|Nutritional Guidelines (per serving)|
|Servings: 8 Servings|
|Amount per serving|
|% Daily Value*|
|Total Fat 6g||8%|
|Saturated Fat 4g||18%|
|Total Carbohydrate 128g||46%|
|Dietary Fiber 1g||3%|
|*The % Daily Value (DV) tells you how much a nutrient in a food serving contributes to a daily diet. 2,000 calories a day is used for general nutrition advice.|
Gelatin salads - also known as congealed salads -- have long been a tradition on Southern Thanksgiving dinner tables. Consider adding a flavorful fruit salad or gelatin salad to your Thanksgiving menu.
- 1 can (8 ounces) crushed pineapple
- 24 marshmallows (standard size)
- 5 ounces cream cheese with pineapple
- 1 1/2 cups water
- 1 package (3 ounces) lemon flavored gelatin
- 3/4 cup grated carrots
Gather the ingredients.
Drain pineapple; reserve juice.
In a small saucepan over low heat, heat the reserved pineapple juice; add marshmallows and cook while stirring until melted. Add cream cheese, stirring until smooth. Remove from heat.
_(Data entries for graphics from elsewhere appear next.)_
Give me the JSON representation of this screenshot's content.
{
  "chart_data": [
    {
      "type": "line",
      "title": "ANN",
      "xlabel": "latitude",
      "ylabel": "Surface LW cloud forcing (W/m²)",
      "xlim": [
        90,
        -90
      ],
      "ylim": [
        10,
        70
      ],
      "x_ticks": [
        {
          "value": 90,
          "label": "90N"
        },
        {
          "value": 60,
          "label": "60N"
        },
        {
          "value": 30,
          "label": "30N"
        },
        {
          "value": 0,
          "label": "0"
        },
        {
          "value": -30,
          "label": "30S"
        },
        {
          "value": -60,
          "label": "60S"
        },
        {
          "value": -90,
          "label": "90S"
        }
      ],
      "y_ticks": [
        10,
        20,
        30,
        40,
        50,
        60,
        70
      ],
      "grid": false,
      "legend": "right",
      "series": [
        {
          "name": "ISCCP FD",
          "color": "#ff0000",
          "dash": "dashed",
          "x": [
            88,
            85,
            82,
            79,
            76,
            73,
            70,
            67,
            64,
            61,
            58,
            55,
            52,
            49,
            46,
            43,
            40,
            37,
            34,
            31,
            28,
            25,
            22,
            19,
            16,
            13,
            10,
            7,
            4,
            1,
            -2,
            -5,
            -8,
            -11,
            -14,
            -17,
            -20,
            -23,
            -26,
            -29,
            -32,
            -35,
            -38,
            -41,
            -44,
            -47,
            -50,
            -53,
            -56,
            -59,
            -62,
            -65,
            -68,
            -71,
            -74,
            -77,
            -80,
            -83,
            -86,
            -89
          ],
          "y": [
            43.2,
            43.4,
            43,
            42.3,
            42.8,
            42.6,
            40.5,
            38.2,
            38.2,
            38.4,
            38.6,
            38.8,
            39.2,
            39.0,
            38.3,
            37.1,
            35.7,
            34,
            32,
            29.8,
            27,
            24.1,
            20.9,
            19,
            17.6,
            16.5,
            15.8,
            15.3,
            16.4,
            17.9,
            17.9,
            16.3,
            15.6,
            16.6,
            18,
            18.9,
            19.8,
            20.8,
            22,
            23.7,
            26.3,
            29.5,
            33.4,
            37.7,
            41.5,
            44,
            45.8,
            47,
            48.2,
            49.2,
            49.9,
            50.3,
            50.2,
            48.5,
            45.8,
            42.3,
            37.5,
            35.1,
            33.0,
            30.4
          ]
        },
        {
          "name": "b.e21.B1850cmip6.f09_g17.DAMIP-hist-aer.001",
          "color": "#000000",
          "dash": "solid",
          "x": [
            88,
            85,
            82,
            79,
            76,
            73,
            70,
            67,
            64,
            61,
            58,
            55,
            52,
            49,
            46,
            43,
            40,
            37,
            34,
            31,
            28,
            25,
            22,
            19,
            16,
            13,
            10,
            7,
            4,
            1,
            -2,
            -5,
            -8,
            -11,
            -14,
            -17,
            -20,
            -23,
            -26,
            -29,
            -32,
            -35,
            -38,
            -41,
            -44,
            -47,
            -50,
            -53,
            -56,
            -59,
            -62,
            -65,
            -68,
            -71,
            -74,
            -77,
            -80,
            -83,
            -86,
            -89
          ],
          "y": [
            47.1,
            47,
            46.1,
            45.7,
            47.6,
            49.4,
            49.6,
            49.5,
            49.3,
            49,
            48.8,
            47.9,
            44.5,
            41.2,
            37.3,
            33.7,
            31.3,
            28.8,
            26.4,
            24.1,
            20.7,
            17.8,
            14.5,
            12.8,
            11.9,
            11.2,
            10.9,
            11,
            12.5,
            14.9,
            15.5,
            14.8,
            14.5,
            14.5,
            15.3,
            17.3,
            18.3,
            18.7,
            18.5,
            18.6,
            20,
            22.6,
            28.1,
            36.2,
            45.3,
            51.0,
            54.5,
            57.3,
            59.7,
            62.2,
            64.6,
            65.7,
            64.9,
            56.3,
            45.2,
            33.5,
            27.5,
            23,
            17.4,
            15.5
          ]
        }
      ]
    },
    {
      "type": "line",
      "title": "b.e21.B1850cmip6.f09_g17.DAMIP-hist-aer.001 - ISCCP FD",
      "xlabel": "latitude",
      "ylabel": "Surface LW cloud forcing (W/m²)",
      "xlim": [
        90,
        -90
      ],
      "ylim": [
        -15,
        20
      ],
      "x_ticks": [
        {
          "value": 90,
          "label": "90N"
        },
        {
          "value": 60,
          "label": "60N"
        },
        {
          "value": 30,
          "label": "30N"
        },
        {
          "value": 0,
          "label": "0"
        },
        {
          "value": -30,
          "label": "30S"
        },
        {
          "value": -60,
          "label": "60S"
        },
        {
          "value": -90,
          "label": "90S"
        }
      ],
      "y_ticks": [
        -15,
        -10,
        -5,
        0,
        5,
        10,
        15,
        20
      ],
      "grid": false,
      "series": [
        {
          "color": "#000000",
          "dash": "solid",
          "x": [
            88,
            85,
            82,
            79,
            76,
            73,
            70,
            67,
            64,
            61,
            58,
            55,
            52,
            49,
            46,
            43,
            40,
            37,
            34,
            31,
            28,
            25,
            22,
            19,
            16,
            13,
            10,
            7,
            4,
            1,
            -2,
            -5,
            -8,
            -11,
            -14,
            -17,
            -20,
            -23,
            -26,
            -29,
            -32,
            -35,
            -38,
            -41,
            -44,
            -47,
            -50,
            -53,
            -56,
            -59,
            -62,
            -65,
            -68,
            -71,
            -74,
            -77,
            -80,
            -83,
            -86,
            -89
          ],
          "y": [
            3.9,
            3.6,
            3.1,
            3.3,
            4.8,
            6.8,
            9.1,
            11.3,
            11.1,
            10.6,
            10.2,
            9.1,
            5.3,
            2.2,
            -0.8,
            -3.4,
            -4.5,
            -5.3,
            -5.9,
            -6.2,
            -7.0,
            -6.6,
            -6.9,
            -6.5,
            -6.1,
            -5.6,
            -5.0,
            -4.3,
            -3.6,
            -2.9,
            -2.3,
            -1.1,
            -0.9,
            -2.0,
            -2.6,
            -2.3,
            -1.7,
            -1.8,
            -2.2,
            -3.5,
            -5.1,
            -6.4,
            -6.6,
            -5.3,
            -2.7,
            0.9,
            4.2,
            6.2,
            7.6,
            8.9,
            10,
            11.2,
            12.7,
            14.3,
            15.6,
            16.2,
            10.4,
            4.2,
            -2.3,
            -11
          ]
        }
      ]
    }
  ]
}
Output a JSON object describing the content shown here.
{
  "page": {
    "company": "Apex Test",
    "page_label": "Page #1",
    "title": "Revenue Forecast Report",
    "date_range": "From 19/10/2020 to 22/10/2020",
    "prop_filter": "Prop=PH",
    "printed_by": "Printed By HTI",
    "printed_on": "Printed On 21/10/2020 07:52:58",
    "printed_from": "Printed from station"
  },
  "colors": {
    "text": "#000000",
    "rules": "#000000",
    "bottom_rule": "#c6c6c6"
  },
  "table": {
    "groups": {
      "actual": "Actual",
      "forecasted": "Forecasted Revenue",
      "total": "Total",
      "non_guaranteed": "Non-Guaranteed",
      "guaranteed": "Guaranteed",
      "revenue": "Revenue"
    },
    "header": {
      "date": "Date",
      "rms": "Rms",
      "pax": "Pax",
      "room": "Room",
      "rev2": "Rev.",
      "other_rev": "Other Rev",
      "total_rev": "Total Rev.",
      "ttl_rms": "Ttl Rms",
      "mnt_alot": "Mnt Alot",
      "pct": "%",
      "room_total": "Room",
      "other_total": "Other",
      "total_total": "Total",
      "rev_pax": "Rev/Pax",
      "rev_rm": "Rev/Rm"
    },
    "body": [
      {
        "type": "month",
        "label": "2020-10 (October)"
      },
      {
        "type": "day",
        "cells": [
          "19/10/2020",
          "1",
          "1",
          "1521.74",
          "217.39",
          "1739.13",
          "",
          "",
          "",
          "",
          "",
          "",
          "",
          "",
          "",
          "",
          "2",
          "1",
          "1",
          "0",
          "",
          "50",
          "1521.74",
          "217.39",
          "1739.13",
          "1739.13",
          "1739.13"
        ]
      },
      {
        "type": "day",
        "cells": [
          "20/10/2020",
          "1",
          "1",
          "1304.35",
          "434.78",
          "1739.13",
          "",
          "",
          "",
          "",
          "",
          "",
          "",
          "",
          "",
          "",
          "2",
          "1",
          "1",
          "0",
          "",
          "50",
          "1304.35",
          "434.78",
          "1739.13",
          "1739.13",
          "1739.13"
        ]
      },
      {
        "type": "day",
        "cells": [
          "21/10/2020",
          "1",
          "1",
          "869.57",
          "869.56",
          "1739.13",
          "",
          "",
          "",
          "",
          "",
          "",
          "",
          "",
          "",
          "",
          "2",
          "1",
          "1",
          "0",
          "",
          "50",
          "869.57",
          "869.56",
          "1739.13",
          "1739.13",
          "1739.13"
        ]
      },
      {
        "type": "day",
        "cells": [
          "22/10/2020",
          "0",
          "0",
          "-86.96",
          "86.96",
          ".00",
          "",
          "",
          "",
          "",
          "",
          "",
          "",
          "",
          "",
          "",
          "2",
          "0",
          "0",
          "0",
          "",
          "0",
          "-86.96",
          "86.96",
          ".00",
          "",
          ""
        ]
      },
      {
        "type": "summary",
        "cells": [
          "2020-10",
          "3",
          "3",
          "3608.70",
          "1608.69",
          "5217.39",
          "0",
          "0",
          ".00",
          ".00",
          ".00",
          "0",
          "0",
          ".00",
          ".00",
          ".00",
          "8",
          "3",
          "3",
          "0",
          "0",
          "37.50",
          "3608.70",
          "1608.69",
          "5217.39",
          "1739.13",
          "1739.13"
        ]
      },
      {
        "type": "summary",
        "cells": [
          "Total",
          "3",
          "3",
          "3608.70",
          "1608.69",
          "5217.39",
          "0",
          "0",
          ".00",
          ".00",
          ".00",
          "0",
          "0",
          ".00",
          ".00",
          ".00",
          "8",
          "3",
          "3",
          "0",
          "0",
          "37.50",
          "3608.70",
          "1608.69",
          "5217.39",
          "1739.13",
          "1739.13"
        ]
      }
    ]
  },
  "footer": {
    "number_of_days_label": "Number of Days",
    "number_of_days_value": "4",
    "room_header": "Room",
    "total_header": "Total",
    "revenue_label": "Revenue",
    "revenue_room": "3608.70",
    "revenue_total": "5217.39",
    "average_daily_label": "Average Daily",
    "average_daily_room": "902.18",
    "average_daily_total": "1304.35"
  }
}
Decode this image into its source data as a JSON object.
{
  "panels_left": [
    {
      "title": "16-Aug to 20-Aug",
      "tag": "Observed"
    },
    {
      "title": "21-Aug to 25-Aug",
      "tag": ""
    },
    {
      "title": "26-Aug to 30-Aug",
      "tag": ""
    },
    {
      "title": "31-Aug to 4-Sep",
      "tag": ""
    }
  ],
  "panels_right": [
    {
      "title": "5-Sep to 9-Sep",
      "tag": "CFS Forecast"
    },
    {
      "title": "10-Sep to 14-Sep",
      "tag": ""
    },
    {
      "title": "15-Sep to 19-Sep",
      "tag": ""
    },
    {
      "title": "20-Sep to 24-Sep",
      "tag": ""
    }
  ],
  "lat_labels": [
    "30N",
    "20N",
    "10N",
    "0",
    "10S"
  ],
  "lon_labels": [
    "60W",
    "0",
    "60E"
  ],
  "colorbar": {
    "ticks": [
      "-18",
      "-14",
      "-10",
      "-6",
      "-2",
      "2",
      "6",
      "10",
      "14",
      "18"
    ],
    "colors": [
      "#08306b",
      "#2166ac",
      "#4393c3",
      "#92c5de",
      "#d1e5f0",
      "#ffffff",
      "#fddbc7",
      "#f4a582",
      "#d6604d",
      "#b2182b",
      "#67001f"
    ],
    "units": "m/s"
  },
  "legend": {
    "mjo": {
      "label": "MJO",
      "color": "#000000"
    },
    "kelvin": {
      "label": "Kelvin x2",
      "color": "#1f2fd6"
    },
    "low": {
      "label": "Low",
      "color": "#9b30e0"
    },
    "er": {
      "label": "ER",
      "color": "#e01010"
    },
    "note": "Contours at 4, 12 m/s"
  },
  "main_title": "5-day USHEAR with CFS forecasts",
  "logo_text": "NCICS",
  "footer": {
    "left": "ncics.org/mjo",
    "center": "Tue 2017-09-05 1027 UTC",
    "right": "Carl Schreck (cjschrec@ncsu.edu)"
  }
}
In another saucepan, bring 1 1/2 cups of water to a boil.
Dissolve the lemon flavored gelatin in boiling water; cool.
Combine marshmallow mixture with the gelatin; chill until jelled to the consistency of unbeaten egg white.
Stir the crushed pineapple and grated carrot into the gelatin mixture; pour into an 8-inch square pan; cut carrot salad in squares to serve with whipped cream, if desired.